The Pentagon has tallied reports of a shameful litany of bad behavior among its officers and employees in a voluminous tome entitled "The Encyclopedia of Ethical Failures."

From bribery to kickbacks to falsifying travel expenses, the document is designed as a guide -- and a warning -- to teach troops and civil servants about ethics laws.

Written in a breezy style free of bureaucratic jargon, the annual catalogue is updated every year with fresh examples of poor judgement and scams gone wrong.

Published by the General Counsel's Standards of Conduct Office, this year's edition includes the story of three generals and an admiral who extended an official trip to Tokyo by a day so they could enjoy a round of golf -- at a cost to taxpayers of about $3,000.

That case was listed under the heading: "A Swing and a Miss for Senior Officers Using Government Funds on Golf Outing."

In another entry dubbed "The Ultimate Deceit," one submarine officer tried to end an extramarital affair by staging his own death, arranging for his mistress to receive a false notice that he had died while on duty.

"Upon receipt of the letter, his mistress showed up at the Commander's house to pay her respects, only to be informed, by the new owners, of the Commanders reassignment and new location," it said.
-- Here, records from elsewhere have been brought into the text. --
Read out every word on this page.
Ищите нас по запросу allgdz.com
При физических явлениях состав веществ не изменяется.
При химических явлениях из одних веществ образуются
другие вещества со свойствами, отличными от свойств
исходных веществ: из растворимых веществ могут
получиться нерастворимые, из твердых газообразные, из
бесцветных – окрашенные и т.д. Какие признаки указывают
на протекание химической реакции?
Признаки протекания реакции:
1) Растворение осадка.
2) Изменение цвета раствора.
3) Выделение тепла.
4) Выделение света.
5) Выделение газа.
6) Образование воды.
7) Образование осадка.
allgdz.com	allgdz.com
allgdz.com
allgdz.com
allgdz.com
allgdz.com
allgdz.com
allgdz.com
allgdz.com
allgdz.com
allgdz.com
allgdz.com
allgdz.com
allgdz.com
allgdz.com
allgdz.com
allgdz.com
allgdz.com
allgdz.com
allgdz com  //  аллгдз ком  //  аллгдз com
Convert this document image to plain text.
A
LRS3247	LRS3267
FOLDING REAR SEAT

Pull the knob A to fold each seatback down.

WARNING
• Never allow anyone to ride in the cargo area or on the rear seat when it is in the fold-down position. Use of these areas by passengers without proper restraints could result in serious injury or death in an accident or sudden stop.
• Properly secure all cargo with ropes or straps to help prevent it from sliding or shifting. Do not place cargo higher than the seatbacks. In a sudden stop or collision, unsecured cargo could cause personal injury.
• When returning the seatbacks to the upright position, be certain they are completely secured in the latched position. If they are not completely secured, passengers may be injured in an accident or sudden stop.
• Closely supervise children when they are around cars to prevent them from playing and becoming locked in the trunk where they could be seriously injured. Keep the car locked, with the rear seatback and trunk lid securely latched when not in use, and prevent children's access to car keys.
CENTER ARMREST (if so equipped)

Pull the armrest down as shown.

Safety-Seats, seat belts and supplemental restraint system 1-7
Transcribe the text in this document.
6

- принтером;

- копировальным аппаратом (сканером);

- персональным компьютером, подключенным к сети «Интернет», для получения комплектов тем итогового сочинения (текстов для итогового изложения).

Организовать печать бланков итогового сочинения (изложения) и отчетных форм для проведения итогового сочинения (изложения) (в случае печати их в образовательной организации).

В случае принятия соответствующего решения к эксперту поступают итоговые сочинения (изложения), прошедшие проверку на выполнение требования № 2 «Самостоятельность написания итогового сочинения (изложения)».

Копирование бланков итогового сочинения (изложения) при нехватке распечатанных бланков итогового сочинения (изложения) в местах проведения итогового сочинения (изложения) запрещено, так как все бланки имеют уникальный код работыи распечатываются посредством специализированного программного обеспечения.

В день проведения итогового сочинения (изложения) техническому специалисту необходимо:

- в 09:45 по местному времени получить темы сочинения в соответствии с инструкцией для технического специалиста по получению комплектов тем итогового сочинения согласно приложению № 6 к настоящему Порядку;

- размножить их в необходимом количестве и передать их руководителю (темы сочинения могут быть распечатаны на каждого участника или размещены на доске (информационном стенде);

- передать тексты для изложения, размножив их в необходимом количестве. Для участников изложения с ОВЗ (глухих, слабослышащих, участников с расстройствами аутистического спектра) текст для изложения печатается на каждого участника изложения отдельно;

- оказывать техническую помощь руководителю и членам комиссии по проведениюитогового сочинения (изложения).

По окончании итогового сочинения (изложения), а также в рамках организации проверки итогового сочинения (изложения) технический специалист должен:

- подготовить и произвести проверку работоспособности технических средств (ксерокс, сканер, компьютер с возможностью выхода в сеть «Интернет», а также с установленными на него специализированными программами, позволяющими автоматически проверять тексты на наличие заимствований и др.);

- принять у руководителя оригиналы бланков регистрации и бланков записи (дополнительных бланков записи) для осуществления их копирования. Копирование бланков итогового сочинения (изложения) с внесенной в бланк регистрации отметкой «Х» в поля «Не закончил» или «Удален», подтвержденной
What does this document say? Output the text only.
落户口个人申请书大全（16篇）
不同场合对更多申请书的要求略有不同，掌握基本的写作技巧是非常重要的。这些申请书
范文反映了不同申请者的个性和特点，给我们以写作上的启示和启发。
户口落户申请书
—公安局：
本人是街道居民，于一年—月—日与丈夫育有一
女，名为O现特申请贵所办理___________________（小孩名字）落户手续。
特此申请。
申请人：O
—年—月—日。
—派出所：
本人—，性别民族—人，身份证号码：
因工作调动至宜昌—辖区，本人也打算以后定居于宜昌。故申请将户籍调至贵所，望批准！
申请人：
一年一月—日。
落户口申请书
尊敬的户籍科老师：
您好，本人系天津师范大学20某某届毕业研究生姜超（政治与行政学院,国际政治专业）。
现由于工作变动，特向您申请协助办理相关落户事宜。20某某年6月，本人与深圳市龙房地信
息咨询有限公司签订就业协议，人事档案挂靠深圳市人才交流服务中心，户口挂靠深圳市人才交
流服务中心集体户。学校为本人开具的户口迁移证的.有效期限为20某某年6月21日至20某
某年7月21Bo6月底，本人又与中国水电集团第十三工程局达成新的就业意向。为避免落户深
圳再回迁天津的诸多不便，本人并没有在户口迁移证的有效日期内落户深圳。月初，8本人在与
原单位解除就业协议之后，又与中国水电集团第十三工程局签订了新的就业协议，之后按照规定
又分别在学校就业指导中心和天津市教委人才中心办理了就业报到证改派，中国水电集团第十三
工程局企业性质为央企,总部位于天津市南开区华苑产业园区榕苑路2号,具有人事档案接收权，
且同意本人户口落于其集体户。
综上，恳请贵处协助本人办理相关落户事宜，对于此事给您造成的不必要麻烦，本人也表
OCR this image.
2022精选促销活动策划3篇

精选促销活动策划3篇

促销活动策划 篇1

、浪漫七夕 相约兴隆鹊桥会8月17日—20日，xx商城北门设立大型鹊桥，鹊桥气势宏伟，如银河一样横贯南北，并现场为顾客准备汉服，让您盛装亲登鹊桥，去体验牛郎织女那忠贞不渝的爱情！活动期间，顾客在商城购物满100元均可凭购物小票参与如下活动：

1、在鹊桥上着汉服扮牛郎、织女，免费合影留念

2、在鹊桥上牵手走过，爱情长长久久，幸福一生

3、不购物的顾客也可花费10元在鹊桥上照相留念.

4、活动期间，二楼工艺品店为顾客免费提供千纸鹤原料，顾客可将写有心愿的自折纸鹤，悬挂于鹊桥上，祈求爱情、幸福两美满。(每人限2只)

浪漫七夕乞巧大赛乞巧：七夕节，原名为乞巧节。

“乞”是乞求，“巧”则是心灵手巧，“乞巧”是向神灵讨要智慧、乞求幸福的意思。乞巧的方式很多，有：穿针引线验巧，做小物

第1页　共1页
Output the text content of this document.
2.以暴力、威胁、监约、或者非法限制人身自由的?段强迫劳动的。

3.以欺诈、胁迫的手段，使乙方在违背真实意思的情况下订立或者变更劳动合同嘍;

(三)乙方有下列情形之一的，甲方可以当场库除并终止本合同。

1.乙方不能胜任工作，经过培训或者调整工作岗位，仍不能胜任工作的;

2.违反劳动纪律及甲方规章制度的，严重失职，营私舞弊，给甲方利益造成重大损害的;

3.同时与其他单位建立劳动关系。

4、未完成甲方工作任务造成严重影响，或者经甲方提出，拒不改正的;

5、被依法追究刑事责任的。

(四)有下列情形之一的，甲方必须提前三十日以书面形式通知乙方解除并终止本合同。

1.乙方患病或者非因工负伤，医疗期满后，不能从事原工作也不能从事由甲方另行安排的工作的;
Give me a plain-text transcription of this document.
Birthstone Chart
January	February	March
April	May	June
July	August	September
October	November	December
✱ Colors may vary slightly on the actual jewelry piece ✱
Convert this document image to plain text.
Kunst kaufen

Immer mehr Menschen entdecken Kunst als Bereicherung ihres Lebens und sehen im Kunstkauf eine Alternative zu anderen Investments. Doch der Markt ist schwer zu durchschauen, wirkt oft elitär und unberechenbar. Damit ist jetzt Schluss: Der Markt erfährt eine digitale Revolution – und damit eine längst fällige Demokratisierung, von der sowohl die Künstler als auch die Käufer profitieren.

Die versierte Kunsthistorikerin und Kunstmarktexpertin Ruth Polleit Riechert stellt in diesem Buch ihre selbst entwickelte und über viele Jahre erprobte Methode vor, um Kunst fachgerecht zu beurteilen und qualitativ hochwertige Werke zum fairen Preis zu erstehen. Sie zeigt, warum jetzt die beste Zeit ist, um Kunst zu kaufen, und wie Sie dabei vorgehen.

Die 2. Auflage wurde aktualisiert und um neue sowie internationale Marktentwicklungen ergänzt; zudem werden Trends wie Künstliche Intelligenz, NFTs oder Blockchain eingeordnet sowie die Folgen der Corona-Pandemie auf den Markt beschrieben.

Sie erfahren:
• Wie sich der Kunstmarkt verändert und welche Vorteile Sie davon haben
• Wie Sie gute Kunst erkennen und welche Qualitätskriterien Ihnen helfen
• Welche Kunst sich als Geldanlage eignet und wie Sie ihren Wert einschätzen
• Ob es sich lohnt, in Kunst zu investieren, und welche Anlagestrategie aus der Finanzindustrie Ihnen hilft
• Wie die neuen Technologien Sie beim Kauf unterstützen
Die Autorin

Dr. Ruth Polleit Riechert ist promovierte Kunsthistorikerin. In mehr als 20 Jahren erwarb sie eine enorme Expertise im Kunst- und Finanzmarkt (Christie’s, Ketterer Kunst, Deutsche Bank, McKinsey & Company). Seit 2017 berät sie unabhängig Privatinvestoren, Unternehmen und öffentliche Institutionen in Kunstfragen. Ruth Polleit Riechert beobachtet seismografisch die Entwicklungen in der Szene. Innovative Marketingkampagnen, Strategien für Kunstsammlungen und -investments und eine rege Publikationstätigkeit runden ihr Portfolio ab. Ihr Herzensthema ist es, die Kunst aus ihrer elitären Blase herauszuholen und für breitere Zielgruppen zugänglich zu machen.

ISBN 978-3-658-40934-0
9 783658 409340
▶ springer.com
The officer lost his command.

Much of the 163-page encyclopedia is devoted to bribery, usually involving a civilian or officer with authority over lucrative government contracts.

In a case at Camp Arifjan in Kuwait, a US Army Major James Momon took $5.8 million in bribes from five firms in return for awarding them major contracts for supplying bottled water and other items to various bases.

For the military, ethics has come in for a renewed focus after a spate of embarrassing incidents linking top officers to illegal gambling, heavy drinking and adulterous affairs.

The encyclopedia has numerous examples of civil servants across the federal government trying to steal or cheat their way to extra cash, including immigration agents, lawmakers' aides and Internal Revenue Service tax collectors offering special favors in return for bribes.

A case featuring two workers at the Veterans Affairs administration offered a new take on "government red tape:" the two were accused of taking kickbacks from a company supplying red tape to their office.

The authors say they came up with the encyclopedia as a way to educate senior officials about ethics rules without a boring summary of regulations.

"Our goal is to provide DoD (Department of Defense) personnel with real examples of Federal employees who have intentionally or unwittingly violated the standards of conduct," says the introduction.

"Some cases are humorous, some sad, and all are real."

The latest edition, which was issued in July, was first spotted by the Foreign Policy website. The Pentagon tends not draw attention to the encyclopedia, but a spokesman said: "The document is pretty specific and speaks for itself."

Lieutenant Colonel Todd Breasseale said the book is "a good tool for anyone charged with teaching -- and enforcing -- the high ethical standards rightly demanded of those in public service."